3D Camera for Quads


Hawkeye Thumb 4K (x2)

Ever see the movie "Hardware"?

After using the Hawkeye Thumb 4K, I was pretty impressed with how something so small and light could provide great video that rivals a GoPro. I then got an idea: what if I used two of these side-by-side to record video in 3D? Basically you just need two videos taken at the same time, just with the cameras spaced horizontally away from each other to replicate human eyes. Seeing as I own a 3D TV, I really wanted to make this happen. So I purchased a second camera, and went to work in Blender to create a camera mount for both cameras. I pretty much just made a best guess as to how far apart to make them, and tried to have them both point at the same point in space an infinite distance away.

My next concern was how I was going to line the videos up on a video editing timeline so that the recordings are perfectly in sync with each other. I was thinking initially I could do something like clap my hands or something very quick at the start of the video to do that, but then had a better idea - what if I could just start (and stop) both cameras at exactly the same time? This would be much better and easier as far as editing, and I thought when reading the manual there was something about a video trigger. Sure enough, there was, you just need to pull that pin to ground. So I created a makeshift wiring harness that both powers the cameras from a 6s battery as well as pulls the video trigger of both cameras to ground with a single switch. In my first test, I used a momentary button, just like the one that is used on the front of the camera to start and stop recording. However, the video trigger did not work as I expected it would, mimicking the recording button. Instead, it would only record as long as the button was pressed down, and then stopped once the button was released. Not a huge problem, I just pulled a latching button out of some scrap and used that, however it would have been nice if it just worked like the normal camera button does.

Custom 3D printed camera mount and wiring

With that all worked out, the last piece was to take some test video and then see how much of a pain it would to edit it so that I'd have a left and right video side-by-side, the same format used in 3D TVs as well as VR goggles.
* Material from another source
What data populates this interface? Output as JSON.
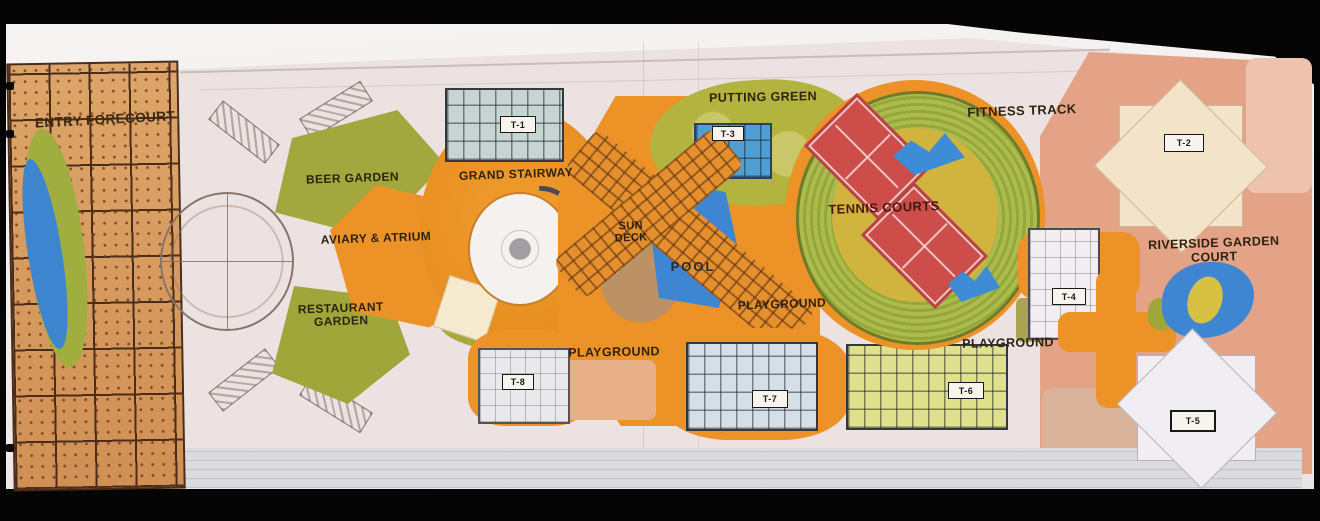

Turns out with current video editing software, it's actually pretty easy, as well as making the sound in stereo, left camera for left ear, right camera for right ear. This is the first video, really short, but was just a test to see if it would actually work.

The only issue was that even though I had the settings for both cameras exactly the same, and they should be locking the white balance upon recording, the color temperature between the cameras was slightly different. Not a huge deal, can edit that as well in the editing software, but would have been nice to not have to worry about that as well. This was another short test video, this time mounted to the drone.

Interestingly enough, you can actually watch the video in 3D without any special TV or phone/VR goggles. You simply cross your eyes until the two images overlap, and concentrate on the combined middle image. Of course the image is squished by 50 percent, but you still can get a taste of the 3D effect, and it's much easier to watch than the stereogram images where you have to uncross your eyes quite a bit in order for the images to overlap completely.

Once the weather gets better and the outdoors become more scenic after the horrible phase between winter and spring (absolute worst time of the year in my opinion), I'll update this page with more videos.